What does self-defense mean to you? Is it just about martial arts strikes and yelling at an attacker? Or is it also about expressing firm boundaries, communicating a “No” without excuses or apologies, and interrupting uncomfortable situations before they become dangerous.
Or, is it about improving our relationships, relaxing into deeper connection and pleasure, knowing that the tools for self-defense are within reach, just in case.
For me, the answer is D, all of the above.
As an empowerment self-defense instructor, I define both violence and self-defense along a broad spectrum. An attack by a stranger in the street or on the beach is violence. Emotional abuse is violence. Street harassment is violence.
As a general rule, we humans don’t learn basic skills for defending ourselves anywhere along this spectrum. Empowerment self-defense provides choices and practical strategies — both verbal and physical — for dealing with risk, danger, or simple discomfort in ways that support safety and agency.

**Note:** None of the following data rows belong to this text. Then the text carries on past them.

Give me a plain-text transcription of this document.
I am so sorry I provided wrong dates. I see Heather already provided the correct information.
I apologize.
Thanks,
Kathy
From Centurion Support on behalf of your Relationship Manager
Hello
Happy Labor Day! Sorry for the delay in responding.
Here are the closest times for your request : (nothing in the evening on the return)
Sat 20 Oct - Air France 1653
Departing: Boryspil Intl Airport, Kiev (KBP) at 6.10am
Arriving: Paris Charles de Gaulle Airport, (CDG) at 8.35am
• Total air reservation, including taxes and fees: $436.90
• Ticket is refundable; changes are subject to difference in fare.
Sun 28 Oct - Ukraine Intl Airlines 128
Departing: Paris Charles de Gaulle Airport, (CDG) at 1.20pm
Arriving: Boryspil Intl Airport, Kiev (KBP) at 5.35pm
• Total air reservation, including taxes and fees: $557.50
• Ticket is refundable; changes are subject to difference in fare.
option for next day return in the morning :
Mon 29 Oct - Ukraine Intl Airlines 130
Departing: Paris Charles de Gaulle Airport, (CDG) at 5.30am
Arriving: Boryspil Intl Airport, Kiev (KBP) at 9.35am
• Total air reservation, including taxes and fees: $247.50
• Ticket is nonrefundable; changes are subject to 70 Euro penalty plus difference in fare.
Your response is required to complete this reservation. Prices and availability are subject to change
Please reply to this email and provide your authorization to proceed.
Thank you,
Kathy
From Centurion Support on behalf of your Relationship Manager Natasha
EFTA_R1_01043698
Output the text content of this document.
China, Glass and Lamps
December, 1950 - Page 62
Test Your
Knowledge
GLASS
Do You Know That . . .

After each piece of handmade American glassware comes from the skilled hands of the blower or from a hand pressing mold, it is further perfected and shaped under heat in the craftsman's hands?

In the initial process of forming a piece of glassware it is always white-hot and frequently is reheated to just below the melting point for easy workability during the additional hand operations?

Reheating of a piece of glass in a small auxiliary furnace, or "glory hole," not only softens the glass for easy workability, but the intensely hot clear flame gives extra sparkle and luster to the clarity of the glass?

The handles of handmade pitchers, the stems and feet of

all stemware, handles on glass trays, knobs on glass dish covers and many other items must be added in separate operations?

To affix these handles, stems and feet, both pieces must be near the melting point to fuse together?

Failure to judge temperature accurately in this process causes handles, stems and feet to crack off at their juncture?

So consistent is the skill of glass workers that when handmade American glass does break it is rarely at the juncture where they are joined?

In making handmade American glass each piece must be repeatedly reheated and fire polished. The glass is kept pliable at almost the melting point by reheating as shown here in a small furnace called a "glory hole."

At it’s best, I think it can also improve our day-to-day interactions with family, friends, and partners by helping us dial into our needs, desires and boundaries, hone our intuition, and speak from it with confidence and power.
The Interview: Leaning Back from Danger (Red)
Perhaps the first step to building healthy relationships is learning to listen to the voice of intuition and hit the brakes at the red flags.
News stories and popular culture give the impression that gender-based violence always appears out of nowhere. You’re walking down the street and someone attacks you. You’re alone at the beach and someone attacks you. You’re in your house and someone attacks you…
While these situations are real, they don’t represent the majority of cases of violence.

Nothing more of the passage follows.